In this embodiment, the monitoring node can be used to implement service failure detection and recovery, and the monitoring node is responsible for keeping the heartbeat alive of all the nodes. The monitoring node may be an independent device independent of the master node, the first slave node, and the second slave node, or may be software deployed in the master node, the first slave node, and the second slave node, such as Zookeeper, which can timely acquire the operating conditions of the nodes.

In this embodiment, the failed node may be at least one of the master node, the first slave node, and the second slave node.

And step S106, establishing a synchronous relation between the target second slave node and the non-fault node in the distributed storage system based on the switching request.

In this embodiment, the target second slave node is one of a plurality of second slave nodes in the distributed storage system, the target second slave node is further connected to the monitoring node in a communication manner, the data synchronization request processed by the target second slave node last time is latest, and taking as an example that each request corresponds to one log ID and the log ID is incremented, the log ID of the data synchronization request processed by the target second slave node last time is the largest.

In this embodiment, the non-failure node may also be at least one of the master node, the first slave node, and the second slave node. The synchronous relationship comprises a synchronous replication relationship between the master node and the first slave node and an asynchronous replication relationship between the first slave node and the second slave node and between the second slave node and the master node.

Service failures include at least the following four categories: (1) master node failure; (2) a failure of the first slave node; (3) both the master node and the first slave node fail; (4) The second slave node fails, and the four failure handling ways will be described below.

(1) The processing mode of the main node fault is as follows:

the first slave node is taken over so that the first slave node takes over the master node.

In this embodiment, the monitoring node sends a handover request to the target second slave node, the target second slave node establishes a synchronous replication relationship with the first slave node based on the handover request, the target second slave node takes over the first slave node, the target second slave node becomes a new first slave node, the monitoring node sends the handover request to the first slave node, the handover request carries information of the new first slave node, and the first slave node takes over the master node based on the handover request.

According to the processing flow, the main node is failed, the Query request is not affected, and the Update request service is interrupted for a short time until the monitoring node detects the main node failure, selects the target second slave node again and promotes the target second slave node to be the new first slave node, and informs the original first slave node to promote the target second slave node to be the new main node. Since the first slave node and the master node have completely consistent data copies, the service interruption duration is very short, and even 0 interruption can be achieved.
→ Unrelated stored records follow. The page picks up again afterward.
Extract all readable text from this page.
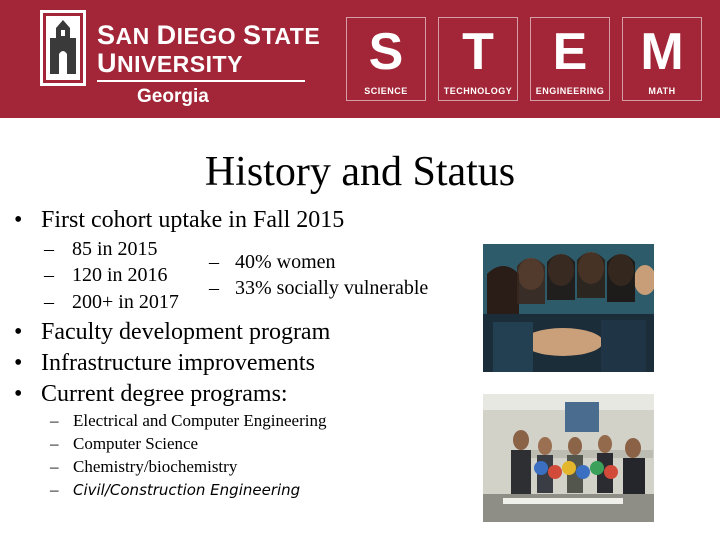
SAN DIEGO STATE
UNIVERSITY
Georgia
S
SCIENCE
T
TECHNOLOGY
E
ENGINEERING
M
MATH
History and Status
• First cohort uptake in Fall 2015
– 85 in 2015
– 120 in 2016
– 200+ in 2017
– 40% women
– 33% socially vulnerable
• Faculty development program
• Infrastructure improvements
• Current degree programs:
– Electrical and Computer Engineering
– Computer Science
– Chemistry/biochemistry
– Civil/Construction Engineering
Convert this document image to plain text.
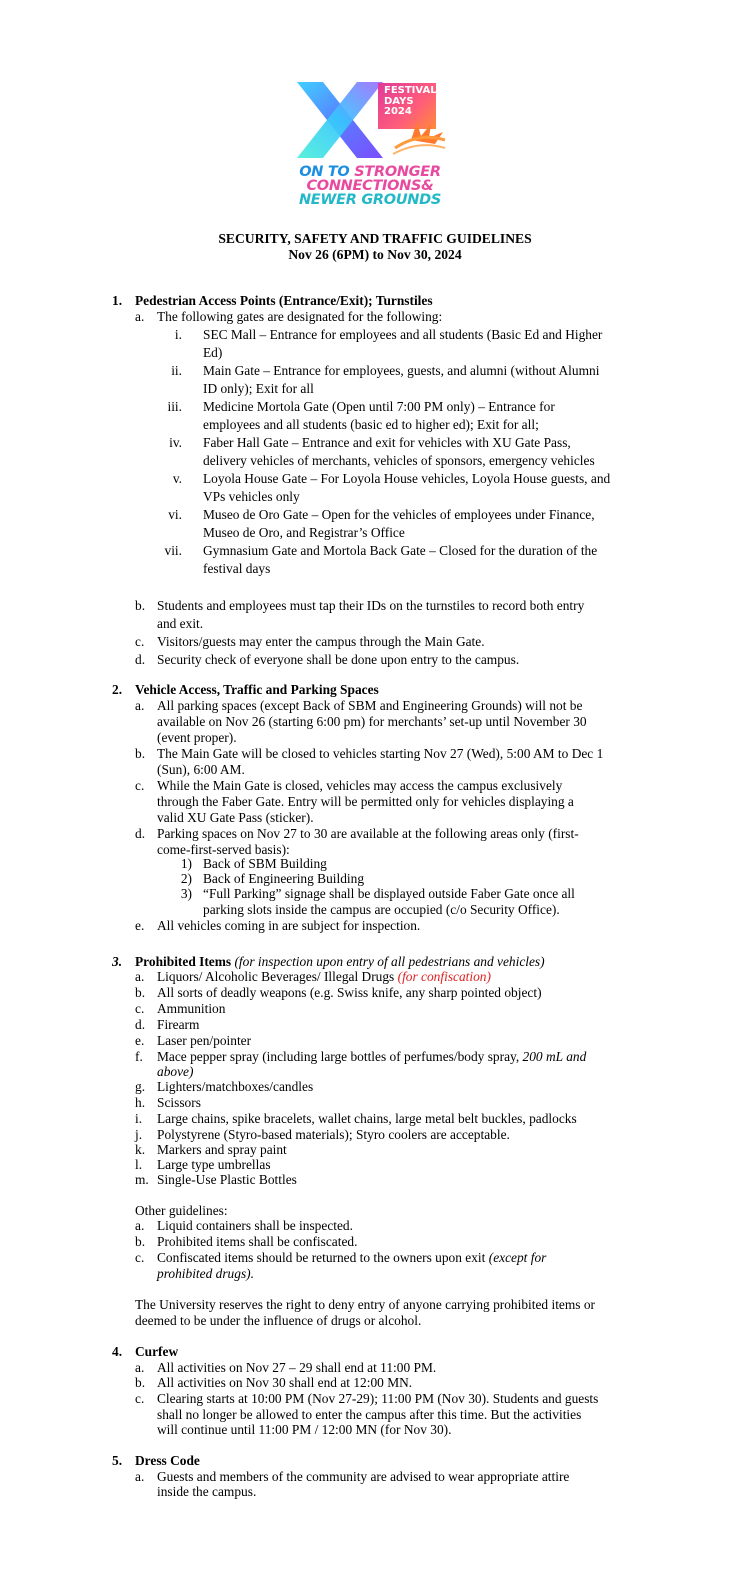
FESTIVAL
DAYS
2024
ON TO STRONGER
CONNECTIONS&
NEWER GROUNDS
SECURITY, SAFETY AND TRAFFIC GUIDELINES
Nov 26 (6PM) to Nov 30, 2024
1. Pedestrian Access Points (Entrance/Exit); Turnstiles
a. The following gates are designated for the following:
i. SEC Mall – Entrance for employees and all students (Basic Ed and Higher
Ed)
ii. Main Gate – Entrance for employees, guests, and alumni (without Alumni
ID only); Exit for all
iii. Medicine Mortola Gate (Open until 7:00 PM only) – Entrance for
employees and all students (basic ed to higher ed); Exit for all;
iv. Faber Hall Gate – Entrance and exit for vehicles with XU Gate Pass,
delivery vehicles of merchants, vehicles of sponsors, emergency vehicles
v. Loyola House Gate – For Loyola House vehicles, Loyola House guests, and
VPs vehicles only
vi. Museo de Oro Gate – Open for the vehicles of employees under Finance,
Museo de Oro, and Registrar’s Office
vii. Gymnasium Gate and Mortola Back Gate – Closed for the duration of the
festival days
b. Students and employees must tap their IDs on the turnstiles to record both entry
and exit.
c. Visitors/guests may enter the campus through the Main Gate.
d. Security check of everyone shall be done upon entry to the campus.
2. Vehicle Access, Traffic and Parking Spaces
a. All parking spaces (except Back of SBM and Engineering Grounds) will not be
available on Nov 26 (starting 6:00 pm) for merchants’ set-up until November 30
(event proper).
b. The Main Gate will be closed to vehicles starting Nov 27 (Wed), 5:00 AM to Dec 1
(Sun), 6:00 AM.
c. While the Main Gate is closed, vehicles may access the campus exclusively
through the Faber Gate. Entry will be permitted only for vehicles displaying a
valid XU Gate Pass (sticker).
d. Parking spaces on Nov 27 to 30 are available at the following areas only (first-
come-first-served basis):
1) Back of SBM Building
2) Back of Engineering Building
3) “Full Parking” signage shall be displayed outside Faber Gate once all
parking slots inside the campus are occupied (c/o Security Office).
e. All vehicles coming in are subject for inspection.
3. Prohibited Items (for inspection upon entry of all pedestrians and vehicles)
a. Liquors/ Alcoholic Beverages/ Illegal Drugs (for confiscation)
b. All sorts of deadly weapons (e.g. Swiss knife, any sharp pointed object)
c. Ammunition
d. Firearm
e. Laser pen/pointer
f. Mace pepper spray (including large bottles of perfumes/body spray, 200 mL and
above)
g. Lighters/matchboxes/candles
h. Scissors
i. Large chains, spike bracelets, wallet chains, large metal belt buckles, padlocks
j. Polystyrene (Styro-based materials); Styro coolers are acceptable.
k. Markers and spray paint
l. Large type umbrellas
m. Single-Use Plastic Bottles
Other guidelines:
a. Liquid containers shall be inspected.
b. Prohibited items shall be confiscated.
c. Confiscated items should be returned to the owners upon exit (except for
prohibited drugs).
The University reserves the right to deny entry of anyone carrying prohibited items or
deemed to be under the influence of drugs or alcohol.
4. Curfew
a. All activities on Nov 27 – 29 shall end at 11:00 PM.
b. All activities on Nov 30 shall end at 12:00 MN.
c. Clearing starts at 10:00 PM (Nov 27-29); 11:00 PM (Nov 30). Students and guests
shall no longer be allowed to enter the campus after this time. But the activities
will continue until 11:00 PM / 12:00 MN (for Nov 30).
5. Dress Code
a. Guests and members of the community are advised to wear appropriate attire
inside the campus.
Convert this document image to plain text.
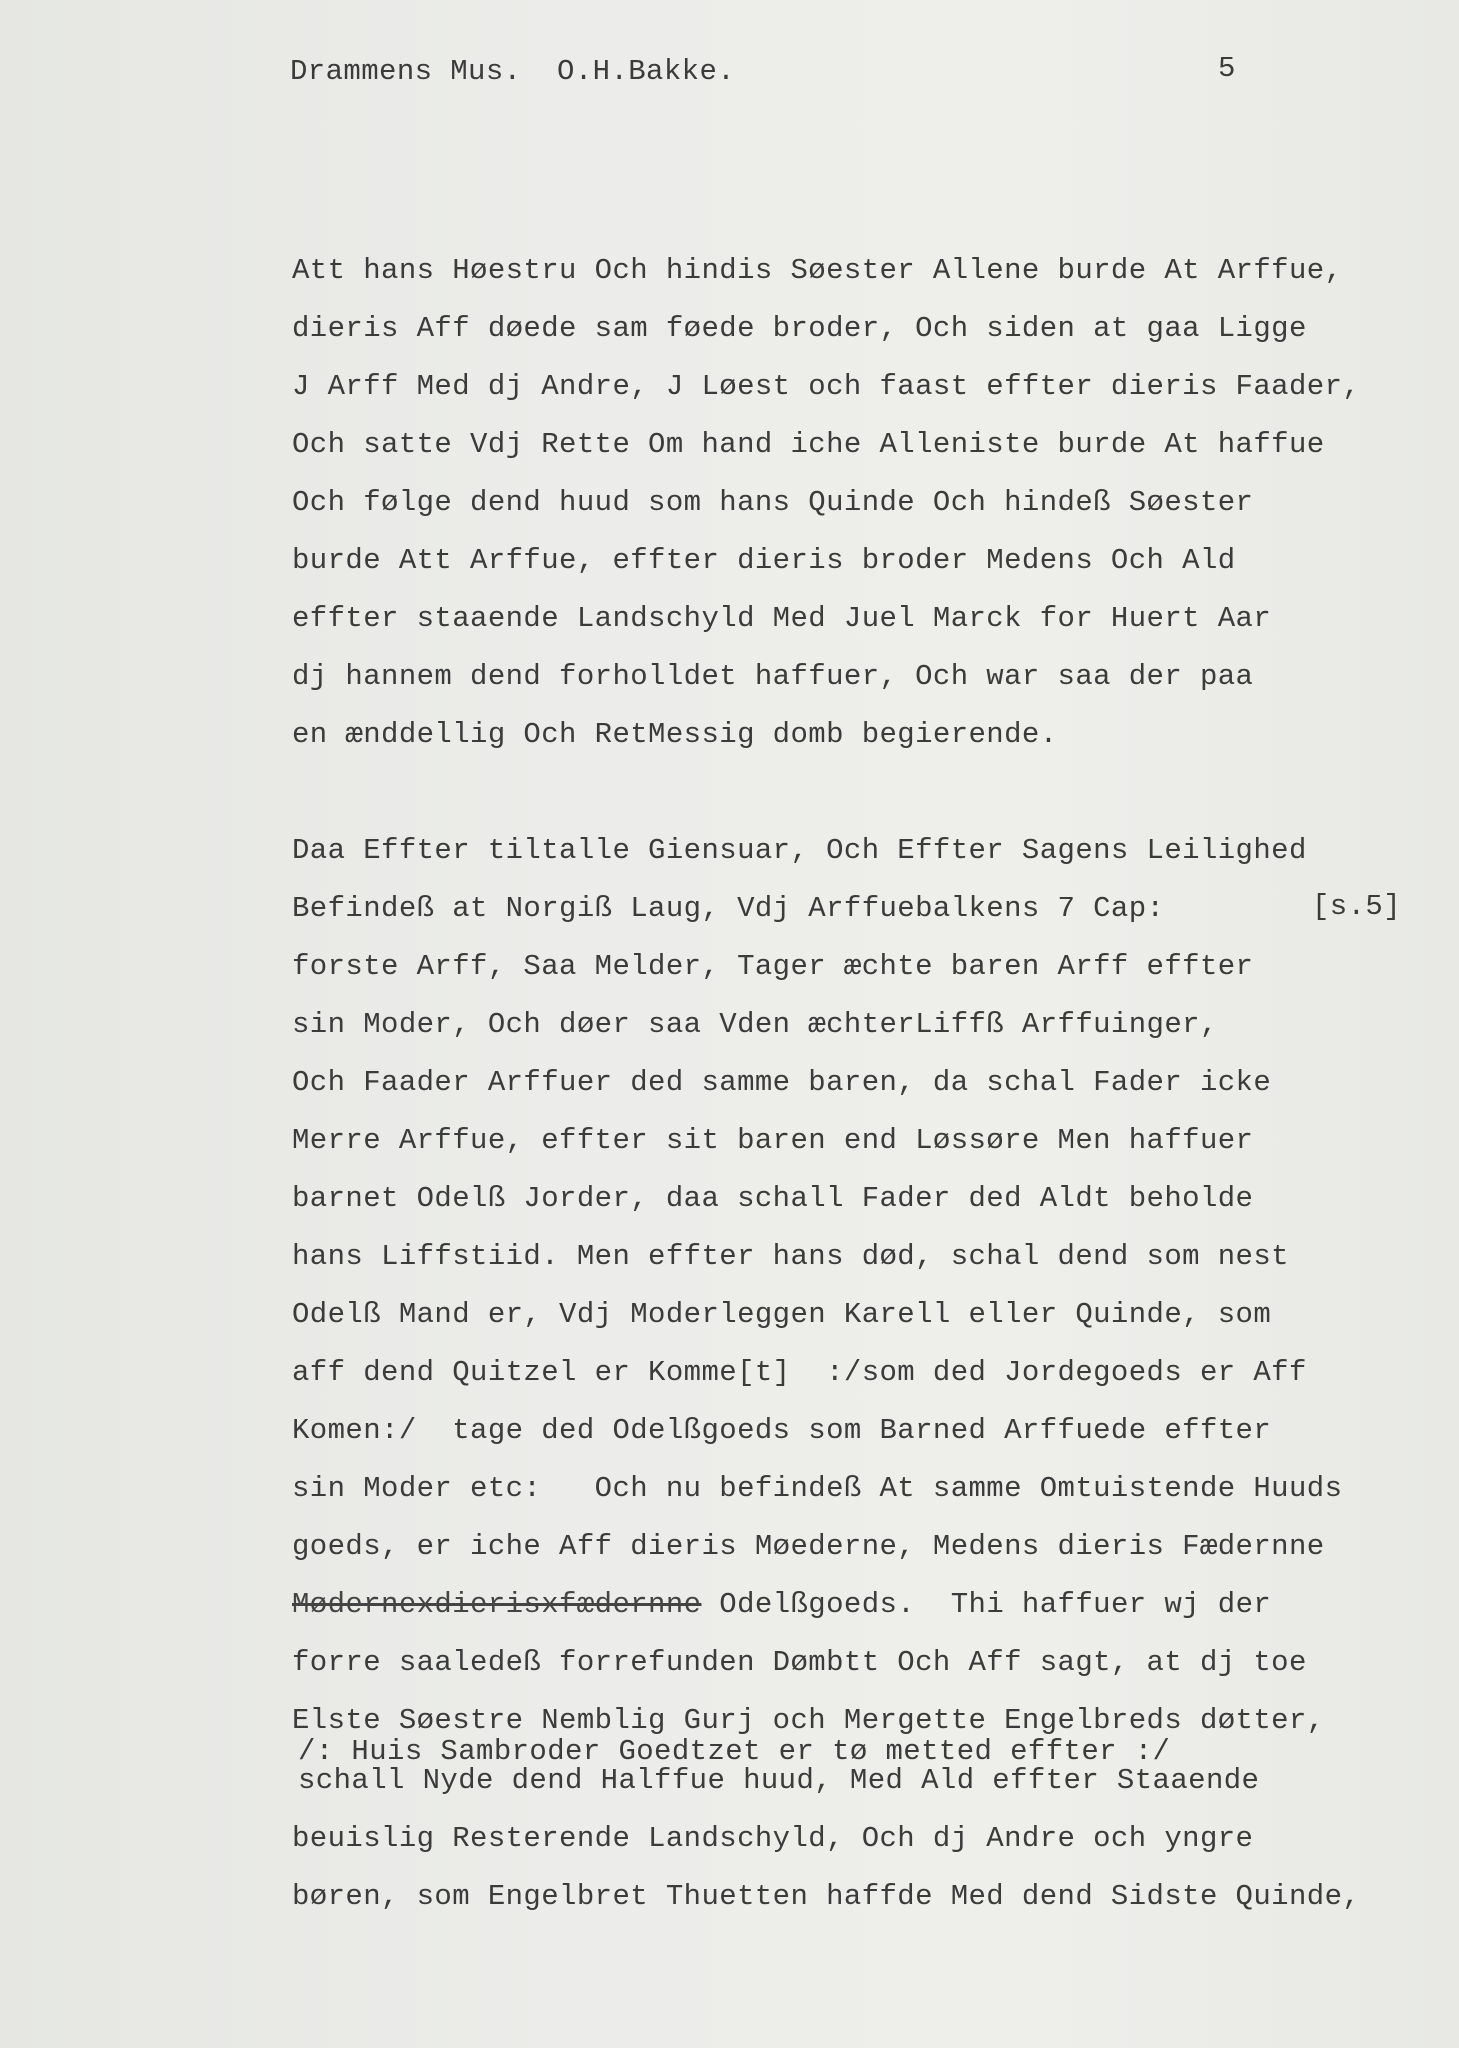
Drammens Mus.  O.H.Bakke.	5
[s.5]
Att hans Høestru Och hindis Søester Allene burde At Arffue,
dieris Aff døede sam føede broder, Och siden at gaa Ligge
J Arff Med dj Andre, J Løest och faast effter dieris Faader,
Och satte Vdj Rette Om hand iche Alleniste burde At haffue
Och følge dend huud som hans Quinde Och hindeß Søester
burde Att Arffue, effter dieris broder Medens Och Ald
effter staaende Landschyld Med Juel Marck for Huert Aar
dj hannem dend forholldet haffuer, Och war saa der paa
en ænddellig Och RetMessig domb begierende.
Daa Effter tiltalle Giensuar, Och Effter Sagens Leilighed
Befindeß at Norgiß Laug, Vdj Arffuebalkens 7 Cap:
forste Arff, Saa Melder, Tager æchte baren Arff effter
sin Moder, Och døer saa Vden æchterLiffß Arffuinger,
Och Faader Arffuer ded samme baren, da schal Fader icke
Merre Arffue, effter sit baren end Løssøre Men haffuer
barnet Odelß Jorder, daa schall Fader ded Aldt beholde
hans Liffstiid. Men effter hans død, schal dend som nest
Odelß Mand er, Vdj Moderleggen Karell eller Quinde, som
aff dend Quitzel er Komme[t]  :/som ded Jordegoeds er Aff
Komen:/  tage ded Odelßgoeds som Barned Arffuede effter
sin Moder etc:   Och nu befindeß At samme Omtuistende Huuds
goeds, er iche Aff dieris Møederne, Medens dieris Fædernne
Mødernexdierisxfædernne Odelßgoeds.  Thi haffuer wj der
forre saaledeß forrefunden Dømbtt Och Aff sagt, at dj toe
Elste Søestre Nemblig Gurj och Mergette Engelbreds døtter,
/: Huis Sambroder Goedtzet er tø metted effter :/
schall Nyde dend Halffue huud, Med Ald effter Staaende
beuislig Resterende Landschyld, Och dj Andre och yngre
børen, som Engelbret Thuetten haffde Med dend Sidste Quinde,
(2) The processing mode of the first slave node failure is as follows:

the first slave node is taken over.

The monitoring node sends a switching request to a target second slave node, the target second slave node establishes a synchronous replication relationship with the master node based on the switching request, takes over the first slave node, the target second slave node becomes a new first slave node, and the monitoring node sends information of the new first slave node to the master node.

According to the processing flow, the first slave node fails, the Query request is not affected, and the time delay of the Update request is increased until the monitoring node detects that the first slave node fails and reselects the target second slave node to be promoted to be a new first slave node.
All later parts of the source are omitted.